Patrick Aubin
Patrick
Aubin
Le contrepoint libéral

Petite psychothérapie économique

On peut la regarder sous tous les angles, la fiscalité n’est absolument pas une fatalité. Osons même affirmer que plus une société est évoluée, plus légère devient sa fiscalité. La société humaine la plus évoluée, composée de citoyens libérés de peurs infondées, n’aura plus de fiscalité. Constatons que depuis des siècles, la peur est source des conflits. L’Antéchrist, la fin du monde, l’enfer, l’étranger qui vient égorger nos fils et nos compagnes. Chacun est alors prêt à renoncer à une part de liberté pour se jeter dans les bras du premier tyran venu qui promet de nous sauver. La peur est ainsi très mauvaise conseillère. Mais se traite par de nombreuses séances de psychothérapie. Lorsque la peur est collective et qu’elle pousse à chercher la réponse dans un bulletin de vote, d’autres peurs naissent de la réponse. Car faire confiance aux politiciens, c’est faire sa psychothérapie auprès de psychopathes. Quelle est leur seule réponse aux maux de la société ? L’obsession fiscale. Une nouvelle peur ? Hop, une nouvelle taxe pour la calmer. Comme la saignée de l’époque royale. Le peuple leur ayant cédé le pouvoir, peu leur importe s’il peut payer, puisqu’il s’est soumis à leurs caprices. Ils ponctionnent.
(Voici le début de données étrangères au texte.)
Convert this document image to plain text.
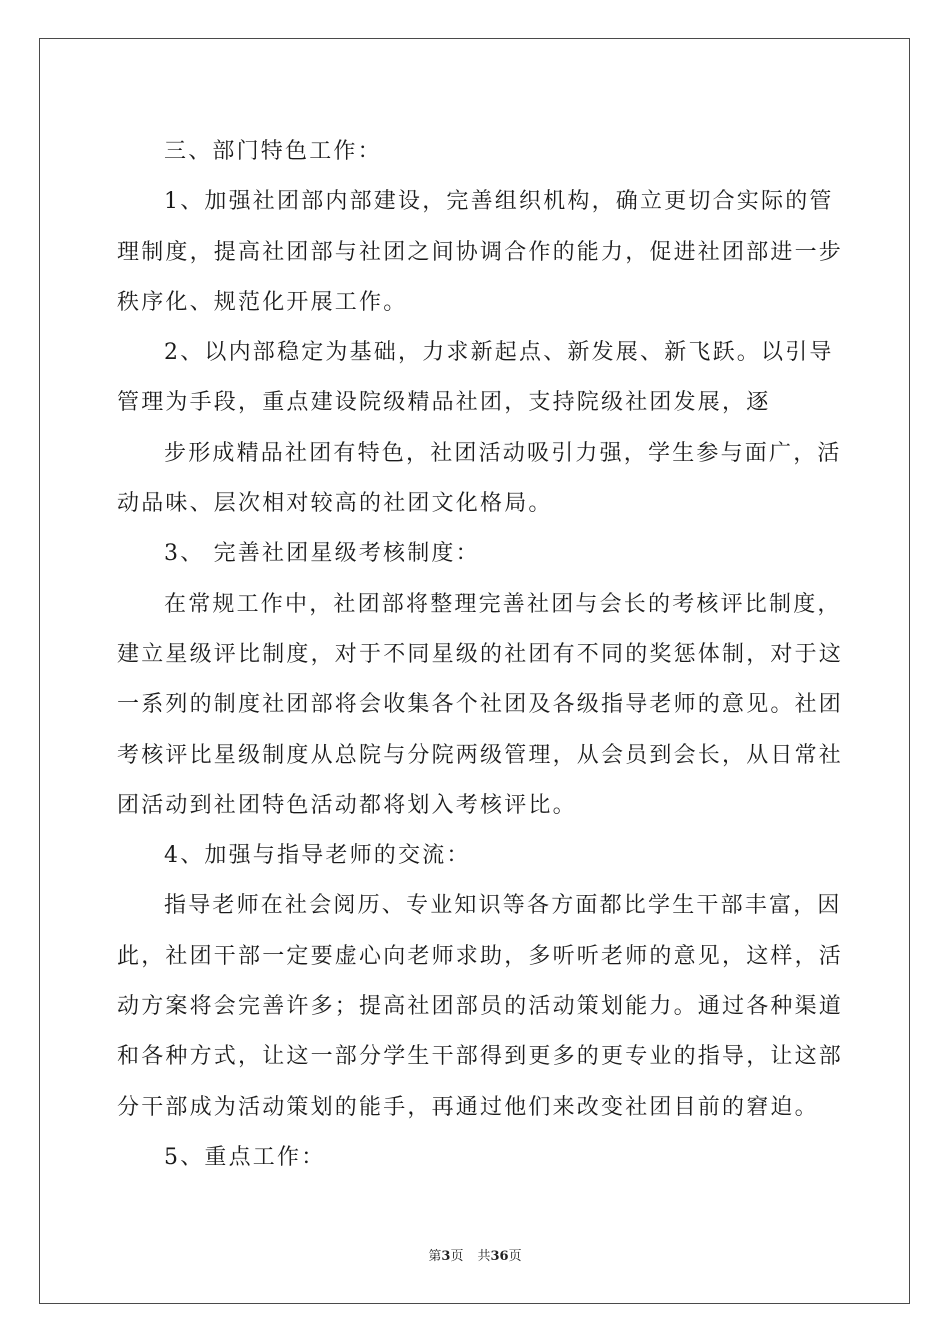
三、部门特色工作：
1、加强社团部内部建设，完善组织机构，确立更切合实际的管
理制度，提高社团部与社团之间协调合作的能力，促进社团部进一步
秩序化、规范化开展工作。
2、以内部稳定为基础，力求新起点、新发展、新飞跃。以引导
管理为手段，重点建设院级精品社团，支持院级社团发展，逐
步形成精品社团有特色，社团活动吸引力强，学生参与面广，活
动品味、层次相对较高的社团文化格局。
3、 完善社团星级考核制度：
在常规工作中，社团部将整理完善社团与会长的考核评比制度，
建立星级评比制度，对于不同星级的社团有不同的奖惩体制，对于这
一系列的制度社团部将会收集各个社团及各级指导老师的意见。社团
考核评比星级制度从总院与分院两级管理，从会员到会长，从日常社
团活动到社团特色活动都将划入考核评比。
4、加强与指导老师的交流：
指导老师在社会阅历、专业知识等各方面都比学生干部丰富，因
此，社团干部一定要虚心向老师求助，多听听老师的意见，这样，活
动方案将会完善许多；提高社团部员的活动策划能力。通过各种渠道
和各种方式，让这一部分学生干部得到更多的更专业的指导，让这部
分干部成为活动策划的能手，再通过他们来改变社团目前的窘迫。
5、重点工作：
第3页 共36页
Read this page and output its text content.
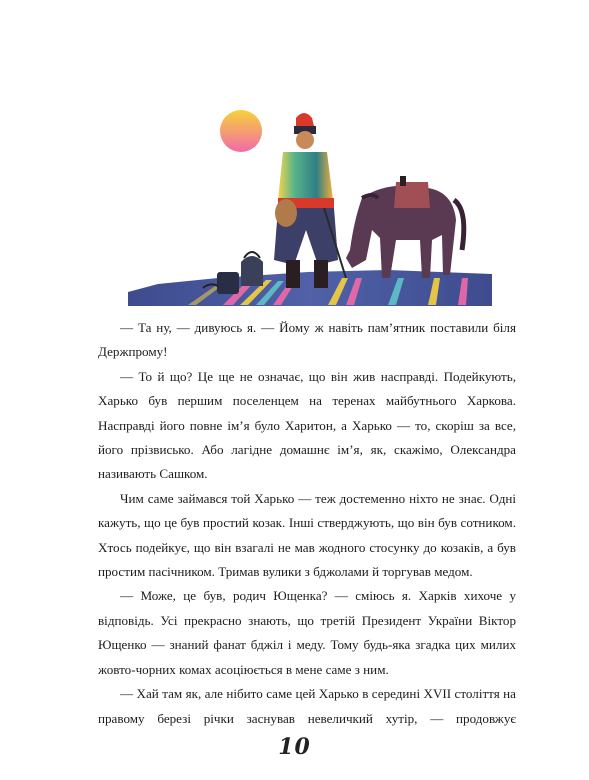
— Та ну, — дивуюсь я. — Йому ж навіть пам’ятник поставили біля Держпрому!

— То й що? Це ще не означає, що він жив насправді. Подейкують, Харько був першим поселенцем на теренах майбутнього Харкова. Насправді його повне ім’я було Харитон, а Харько — то, скоріш за все, його прізвисько. Або лагідне домашнє ім’я, як, скажімо, Олександра називають Сашком.

Чим саме займався той Харько — теж достеменно ніхто не знає. Одні кажуть, що це був простий козак. Інші стверджують, що він був сотником. Хтось подейкує, що він взагалі не мав жодного стосунку до козаків, а був простим пасічником. Тримав вулики з бджолами й торгував медом.

— Може, це був, родич Ющенка? — сміюсь я. Харків хихоче у відповідь. Усі прекрасно знають, що третій Президент України Віктор Ющенко — знаний фанат бджіл і меду. Тому будь-яка згадка цих милих жовто-чорних комах асоціюється в мене саме з ним.

— Хай там як, але нібито саме цей Харько в середині XVII століття на правому березі річки заснував невеличкий хутір, — продовжує

10
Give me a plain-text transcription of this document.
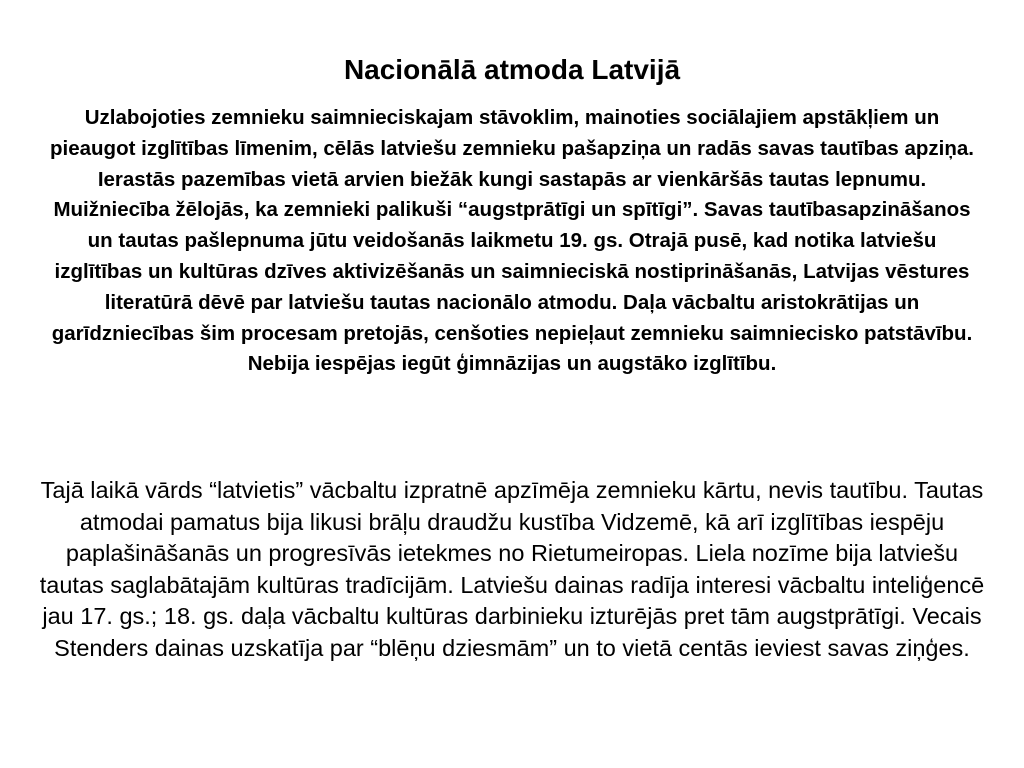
Nacionālā atmoda Latvijā

Uzlabojoties zemnieku saimnieciskajam stāvoklim, mainoties sociālajiem apstākļiem un pieaugot izglītības līmenim, cēlās latviešu zemnieku pašapziņa un radās savas tautības apziņa. Ierastās pazemības vietā arvien biežāk kungi sastapās ar vienkāršās tautas lepnumu. Muižniecība žēlojās, ka zemnieki palikuši “augstprātīgi un spītīgi”. Savas tautībasapzināšanos un tautas pašlepnuma jūtu veidošanās laikmetu 19. gs. Otrajā pusē, kad notika latviešu izglītības un kultūras dzīves aktivizēšanās un saimnieciskā nostiprināšanās, Latvijas vēstures literatūrā dēvē par latviešu tautas nacionālo atmodu. Daļa vācbaltu aristokrātijas un garīdzniecības šim procesam pretojās, cenšoties nepieļaut zemnieku saimniecisko patstāvību. Nebija iespējas iegūt ģimnāzijas un augstāko izglītību.

Tajā laikā vārds “latvietis” vācbaltu izpratnē apzīmēja zemnieku kārtu, nevis tautību. Tautas atmodai pamatus bija likusi brāļu draudžu kustība Vidzemē, kā arī izglītības iespēju paplašināšanās un progresīvās ietekmes no Rietumeiropas. Liela nozīme bija latviešu tautas saglabātajām kultūras tradīcijām. Latviešu dainas radīja interesi vācbaltu inteliģencē jau 17. gs.; 18. gs. daļa vācbaltu kultūras darbinieku izturējās pret tām augstprātīgi. Vecais Stenders dainas uzskatīja par “blēņu dziesmām” un to vietā centās ieviest savas ziņģes.
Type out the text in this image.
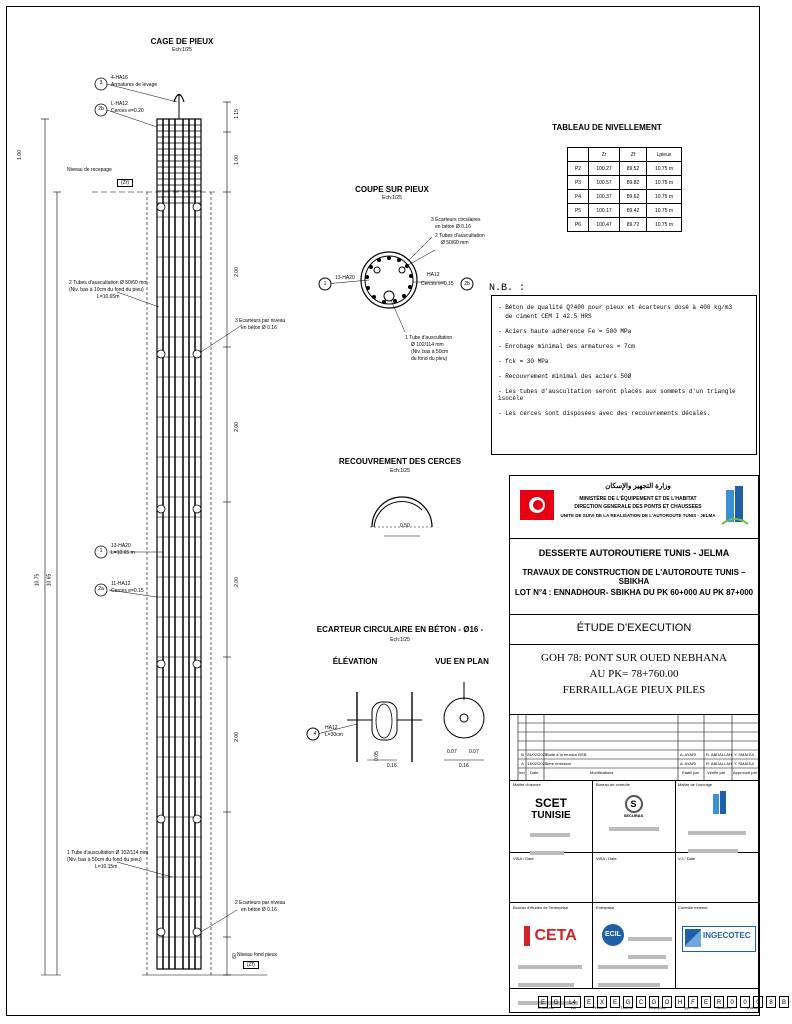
CAGE DE PIEUX
Ech:1/25
3
4-HA16
Armatures de levage
2b
L-HA12
Cerces e=0.20
Niveau de recepage
(Zr)
2 Tubes d'auscultation Ø 50/60 mm
(Niv. bas à 10cm du fond du pieu)
L=10.65m
3 Ecarteurs par niveau
en béton Ø 0.16
1
13-HA20
L=10.65 m
2a
11-HA12
Cerces e=0.15
1 Tube d'auscultation Ø 102/114 mm
(Niv. bas à 50cm du fond du pieu)
L=10.15m
2 Ecarteurs par niveau
en béton Ø 0.16
Niveau fond pieux
(Zf)
1.15
1.00
2.00
2.00
2.00
2.00
60
1.00
10.75 10.65
COUPE SUR PIEUX
Ech:1/25
1	2b
13-HA20	HA12
Cerces e=0.15
3 Écarteurs circulaires
en béton Ø 0.16
2 Tubes d'auscultation
Ø 50/60 mm
1 Tube d'auscultation
Ø 102/114 mm
(Niv. bas à 50cm
du fond du pieu)
RECOUVREMENT DES CERCES
Ech:1/25
0.50
ECARTEUR CIRCULAIRE EN BÉTON - Ø16 -
Ech:1/25
ÉLÉVATION	VUE EN PLAN
4
HA12
L=30cm
0.05
0.16
0.07 0.07
0.16
TABLEAU DE NIVELLEMENT
	Zr	Zf	Lpieux
P2	100.27	89.52	10.75 m
P3	100.57	89.82	10.75 m
P4	100.37	89.62	10.75 m
P5	100.17	89.42	10.75 m
P6	100.47	89.72	10.75 m
N.B. :
- Béton de qualité Q?400 pour pieux et écarteurs dosé à 400 kg/m3
de ciment CEM I 42.5 HRS
- Aciers haute adhérence Fe = 500 MPa
- Enrobage minimal des armatures = 7cm
- fck = 30 MPa
- Recouvrement minimal des aciers 50Ø
- Les tubes d'auscultation seront placés aux sommets d'un triangle isocèle
- Les cerces sont disposées avec des recouvrements décalés.
وزارة التجهيز والإسكان
MINISTÈRE DE L'ÉQUIPEMENT ET DE L'HABITAT
DIRECTION GENERALE DES PONTS ET CHAUSSEES
UNITE DE SUIVI DE LA REALISATION DE L'AUTOROUTE TUNIS - JELMA
DESSERTE AUTOROUTIERE TUNIS - JELMA
TRAVAUX DE CONSTRUCTION DE L'AUTOROUTE TUNIS – SBIKHA
LOT N°4 : ENNADHOUR- SBIKHA DU PK 60+000 AU PK 87+000
ÉTUDE D'EXECUTION
GOH 78: PONT SUR OUED NEBHANA
AU PK= 78+760.00
FERRAILLAGE PIEUX PILES
B 25/02/2025
Suite à la réunion BSB	A. AYARI R. ABDALLAH Y. SMAOUI
A 13/02/2025
1ère émission	A. AYARI R. ABDALLAH Y. SMAOUI
Ind Date	Modifications	Etabli par Vérifié par Approuvé par
Maître d'oeuvre	Bureau de contrôle	Maître de l'ouvrage
SCET
TUNISIE
S
SECURAS
VISA / Date	VISA / Date	V.J / Date
Bureau d'études de l'entreprise	Entreprise	Contrôle externe
CETA	ECIL	INGECOTEC
E G L4 E X E G C G O H F E R 0 0 0 8 B
Émetteur	Lot	Phase	Thème	Discipline	Type doc.	Numéro	Indice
« L’irrationalité de vos peurs »

Or toute nouvelle taxe ou hausse d’un impôt existant réduit le marché libre et donc le champ des richesses. La croissance de la fiscalité rend le peuple plus dépendant, pour ne pas dire esclave, à l’État. Que vous soyez smicard ou « riche », les prélèvements obligatoires représentent 50%, voire 65% de ce que votre entreprise vous rémunère. Cette ponction accroît la peur du lendemain. Et à tout problème qui surgit, la population demande : mais que fait l’État ? Et le vol fiscal continue davantage. Cette manipulation politique entraîne une forme de syndrome de Stockholm. Les psychopathes détiennent déjà entre leurs mains entre  la moitié et les deux tiers de votre revenu pour vous protéger de vos peurs, car vous n’êtes pas en mesure de savoir ce qui est bien pour vous. Les antidépresseurs devenus inefficaces, pourquoi ne pas leur céder la totalité de vos revenus ? Plus de sous, plus de peur. Travailler gratuitement pour vous affranchir de vos peurs, n’est-ce pas l’utopie collectiviste enfin réalisée ? Plus besoin de penser à quoi que ce soit : ils pensent pour vous ! Alors quelle thérapie ? Allez, tentez votre chance ! Peut-être que l’irrationalité de vos peurs vous convaincra qu’il vaut mieux emprunter le chemin de la liberté et non celui de la servitude que suit la France depuis des décennies. Et lorsque les troubles obsessionnels antilibéraux auront disparu, la phobie bureaucratique et l’addiction au pouvoir rempliront alors les anecdotes de l’almanach Vermot.